Navigation sidebar on the left. Content area on the right. Classic two-column layout. Good for sites with many pages.
Content area on the left. Navigation sidebar on the right. Asymmetric feel. Good for content-first layouts.
No navigation chrome. Content fills the viewport. Good for landing pages and single-page sites.
Optimized for conversion. Hero section leads, sections follow, no persistent navigation. Good for product launches and announcements.
Left sidebar with page navigation, centered content column with comfortable reading width. Good for documentation, reference material, white papers.
Sections are the building blocks of every page. Add them, reorder them with the up/down controls, edit them in the panel on the right. Everything is live — the preview updates as you type.
Full-width opening section. Title, subtitle, CTA button. Optional background image with configurable dark overlay. The first thing visitors see.
Heading and body copy. Configurable alignment — left, center, or right. The workhorse section. Use it for everything that is primarily words.
Side-by-side content. Configurable ratio: 50/50, 60/40, 40/60, 70/30, 30/70. Each column takes a heading, body copy, and optional image URL.
Full-width or contained image. Alt text, caption, optional link URL. The contained variant has rounded corners and respects the content width.
Grid of cards. 2, 3, or 4 columns. Each card has a title, body copy, icon/emoji, and optional link. Add as many cards as needed.
Centered banner with primary and optional secondary button. High-contrast background. Use it to drive conversions, sign-ups, or navigation.
Multi-column link grid with copyright line. Columns and links are fully configurable. Added automatically to new pages.
Raw HTML injection. Paste anything — embed code, custom components, third-party widgets, anything the section types don't cover.
Every page in your site is pushed to the GitHub repo simultaneously. Each page is a complete standalone HTML file with embedded CSS, embedded fonts, and correct meta tags.
Navigation links between pages are generated automatically from your page list. Add a page, the nav updates everywhere.
If you've set a custom domain in the settings panel, a CNAME file is generated and pushed automatically.

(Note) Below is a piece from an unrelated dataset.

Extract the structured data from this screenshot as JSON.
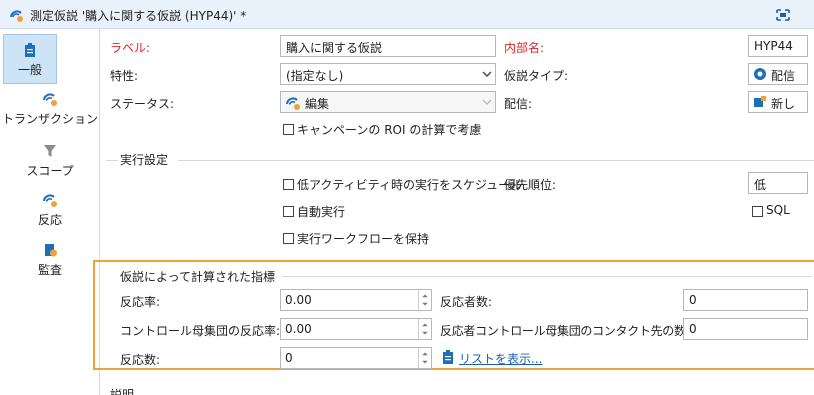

Your custom domain is live without touching GitHub settings manually.
Don't want GitHub? Click Export HTML. Each page downloads as a standalone file. Host it on any static file server — Netlify, Cloudflare Pages, your own web server, anywhere.
Little Soul is the third tool in a deliberate set. All three are single HTML files. All three publish via the GitHub API from the browser. All three are MIT licensed. All three are built under the Clark Beddows Protocol: no cloud dependencies, no telemetry, no gatekeeping.
"WordPress is overhead. Wix is a subscription. Squarespace is a platform you don't own. Little Soul is a file."
Wide adoption serves the argument more than license restrictions do. If someone builds a business on Little Soul, they've validated the premise — that the web publishing industry was overcomplicated. The tools prove the point. The point is more valuable than the tools.
No frameworks. No build tools. No dependencies. The entire application — builder UI, theme engine, section renderer, GitHub publisher, live preview — is vanilla HTML, CSS, and JavaScript in a single file. The output pages are the same: self-contained HTML with embedded CSS.